Two major airlines have already entered a bankruptcy/restructuring procedure. Although both Virgin Australia and South African Airways are bullish about their perspectives to survive that process. After witnessing a “run on the bank”, the first thing both programs did was to suspend redemptions in their Frequent Flyer Programs Velocity and Voyager. There is no reliable schedule when such redemptions may resume and under what conditions. While it might be too late for these two programs, make sure to apply one valuable piece of advice for any other program: If you have the slightest doubt about the survival of your program operator, cash in your points as quickly as possible – and ideally on more stable partner airlines. There is no guarantee that such bookings would be honoured in case of a bankruptcy, but it is probably the best you can try. Avianca has filed for bankruptcy as well, but its LifeMiles program (still) allows redemptions.
While the current crisis might only accerelate the fate of certain airlines, such as South African (see above), which were in an unstable situation before, certain state aids will represent an unexpected chance for survival. This is certainly the case of Alitalia, which has been looking in vain for a buyer for several years and which will now be renationalised. For that relaunch of a much smaller Alitalia, which will focus on long-haul flights, the Italian government will provide a 3-billion Euro injection – yet an irrational sum compared to the some 10 billions the Lufthansa Group or Air France KLM get while being 6-7 times larger. But to go from there to come up with a conspiracy theory that the Covid-19 virus was created by Alitalia might be a bit too far-fetched nevertheless… The Italian government is also considering switching Alitalia from SkyTeam to Star Alliance although it is unclear what benefit Alitalia will gain: Lufthansa will certainly not accept a strong long-haul presence of Alitalia, but would rather like to see it downgrade to a more regional role.
The doors of most hotels were hardly open when Accor was already there with an aggressive promotion to accompany the return to business: Quadruple ALL points in all their properties in Greater China, including in Taiwan and Mongolia, which were comparably little affected by the Covid outbreak. This concerns some 400 out of their 5,000 properties. The promotion is valid for stays of at least two nights until 31 August and registration is required. Excluding the brands of Ibis and below, this corresponds to an earn rate of 100 points per 10 EUR spent for base members. 100 points have a cash value of 2 EUR when redeemed in-house again, corresponding to a saving of 20%. You understand what to expect in the months to come from loyalty programs, fighting aggressively for market shares.

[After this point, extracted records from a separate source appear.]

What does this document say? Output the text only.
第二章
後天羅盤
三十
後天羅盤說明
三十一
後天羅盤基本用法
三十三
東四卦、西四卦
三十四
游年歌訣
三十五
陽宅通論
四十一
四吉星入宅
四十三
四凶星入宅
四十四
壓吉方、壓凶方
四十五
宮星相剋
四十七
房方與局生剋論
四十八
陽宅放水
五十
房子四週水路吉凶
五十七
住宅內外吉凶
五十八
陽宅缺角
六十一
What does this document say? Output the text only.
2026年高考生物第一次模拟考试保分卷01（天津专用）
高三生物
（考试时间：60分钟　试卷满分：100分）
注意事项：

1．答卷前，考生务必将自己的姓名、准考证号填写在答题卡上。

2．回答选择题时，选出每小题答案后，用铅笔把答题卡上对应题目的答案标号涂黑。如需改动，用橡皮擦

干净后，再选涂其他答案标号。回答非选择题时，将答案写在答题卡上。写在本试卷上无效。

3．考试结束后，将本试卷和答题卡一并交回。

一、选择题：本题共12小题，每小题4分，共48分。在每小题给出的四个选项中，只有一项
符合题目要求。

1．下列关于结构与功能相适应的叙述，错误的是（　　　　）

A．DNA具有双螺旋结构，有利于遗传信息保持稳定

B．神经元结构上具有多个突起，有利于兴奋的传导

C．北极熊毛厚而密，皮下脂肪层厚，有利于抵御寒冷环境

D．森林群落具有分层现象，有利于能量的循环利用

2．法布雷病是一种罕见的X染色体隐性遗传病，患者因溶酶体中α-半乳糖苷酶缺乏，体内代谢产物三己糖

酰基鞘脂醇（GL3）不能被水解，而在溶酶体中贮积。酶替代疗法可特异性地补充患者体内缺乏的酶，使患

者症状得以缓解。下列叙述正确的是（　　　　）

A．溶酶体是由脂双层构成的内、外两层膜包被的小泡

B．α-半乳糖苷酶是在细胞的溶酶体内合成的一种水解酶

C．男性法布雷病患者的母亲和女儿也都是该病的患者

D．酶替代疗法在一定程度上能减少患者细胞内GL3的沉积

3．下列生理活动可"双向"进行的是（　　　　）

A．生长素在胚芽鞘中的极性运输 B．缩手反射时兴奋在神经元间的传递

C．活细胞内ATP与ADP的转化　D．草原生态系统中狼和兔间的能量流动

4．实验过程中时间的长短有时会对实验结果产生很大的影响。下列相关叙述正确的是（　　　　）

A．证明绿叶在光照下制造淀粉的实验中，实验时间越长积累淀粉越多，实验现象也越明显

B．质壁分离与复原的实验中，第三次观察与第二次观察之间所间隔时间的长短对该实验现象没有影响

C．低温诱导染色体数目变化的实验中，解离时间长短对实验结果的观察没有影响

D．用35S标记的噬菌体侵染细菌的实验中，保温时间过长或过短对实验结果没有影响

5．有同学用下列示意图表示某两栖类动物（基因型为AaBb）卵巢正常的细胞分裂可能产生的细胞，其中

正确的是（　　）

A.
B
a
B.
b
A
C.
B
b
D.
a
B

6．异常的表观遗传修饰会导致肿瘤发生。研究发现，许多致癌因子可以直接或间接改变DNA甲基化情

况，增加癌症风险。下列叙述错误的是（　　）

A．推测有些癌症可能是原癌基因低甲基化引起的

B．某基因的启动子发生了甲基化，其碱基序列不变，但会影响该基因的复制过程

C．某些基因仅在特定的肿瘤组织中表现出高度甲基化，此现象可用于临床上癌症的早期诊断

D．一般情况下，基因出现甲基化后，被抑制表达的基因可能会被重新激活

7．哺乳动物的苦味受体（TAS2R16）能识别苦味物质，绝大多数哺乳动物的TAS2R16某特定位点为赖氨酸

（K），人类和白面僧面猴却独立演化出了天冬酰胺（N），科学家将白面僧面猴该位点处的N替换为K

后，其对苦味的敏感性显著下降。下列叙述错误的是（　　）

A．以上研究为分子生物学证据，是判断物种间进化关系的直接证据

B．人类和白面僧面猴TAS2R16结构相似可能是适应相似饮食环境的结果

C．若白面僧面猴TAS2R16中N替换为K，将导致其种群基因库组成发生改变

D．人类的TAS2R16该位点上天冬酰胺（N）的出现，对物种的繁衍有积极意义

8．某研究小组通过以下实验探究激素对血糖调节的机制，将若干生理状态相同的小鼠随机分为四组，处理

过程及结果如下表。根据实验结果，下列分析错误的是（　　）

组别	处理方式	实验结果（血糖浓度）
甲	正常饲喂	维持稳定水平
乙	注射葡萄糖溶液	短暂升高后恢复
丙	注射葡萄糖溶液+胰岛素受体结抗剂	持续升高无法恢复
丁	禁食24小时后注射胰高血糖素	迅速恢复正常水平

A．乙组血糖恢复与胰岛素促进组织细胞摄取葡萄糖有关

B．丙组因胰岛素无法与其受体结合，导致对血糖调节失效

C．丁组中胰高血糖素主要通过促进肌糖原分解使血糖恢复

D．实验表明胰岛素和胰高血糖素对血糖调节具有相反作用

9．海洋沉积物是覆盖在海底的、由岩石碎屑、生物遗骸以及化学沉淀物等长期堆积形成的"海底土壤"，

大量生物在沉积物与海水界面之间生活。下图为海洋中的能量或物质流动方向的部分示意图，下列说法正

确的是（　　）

Back in 2017, Air Canada announced the launch of its own loyalty program for June 2020 and promised to provide detailed information well in advance. This information was due long before any pandemic, but now we are a few weeks ahead of the launch date and nobody has the slightest clue what will be happening. Let’s hope that they are busy working on the redesign of the program since a far more competitive program will now be required than what anyone could have imagined until recently. In the meantime, Air Canada launched an interesting promotion called “Travel at Home”, which allows achieving elite status or moving up with any non-air activities until May 31, including the transfer of credit card points. Nice initiative, but why should somebody take the gamble and shift 50,000 miles into the Aeroplan program without having any idea what they will still be worth under the new program? It is fair to assume that the elite program, which has always been managed by Air Canada, won’t be subject to dramatic changes – although any member outside of Canada would certainly hope to be able to qualify for elite statuses without the current requirement for a high share of activity on Air Canada itself, but nothing is clear for the reward side once which will be assumed by Air Canada as well. A pity and missed opportunity for this nice carrier since nobody needs such additional uncertainity around loyalty programs in these times.
If you are not yet ready to travel again, earnings from credit cards are likely to be your most important source to increase your point balances. And from that perspective, you can basically only hope that you are a resident of the UAE, since Emirates is now catching up with the previous lead Etihad took by introducing some of the most fantastic credit card offers for high spenders. As such, Skywards has recently introduced yet another high-profile offer in form of a MasterCard issued by RAKBANK, characterised by a high earning rate, Silver membership in the Skywards program (with a possibility to upgrade to Gold purely on a spend basis), complimentary membership in the LoungeKey program and a range of lifestyle benefits. But depending on your exact profile, there are various other products by Skywards and Etihad Guest, which might be even more attractive to you!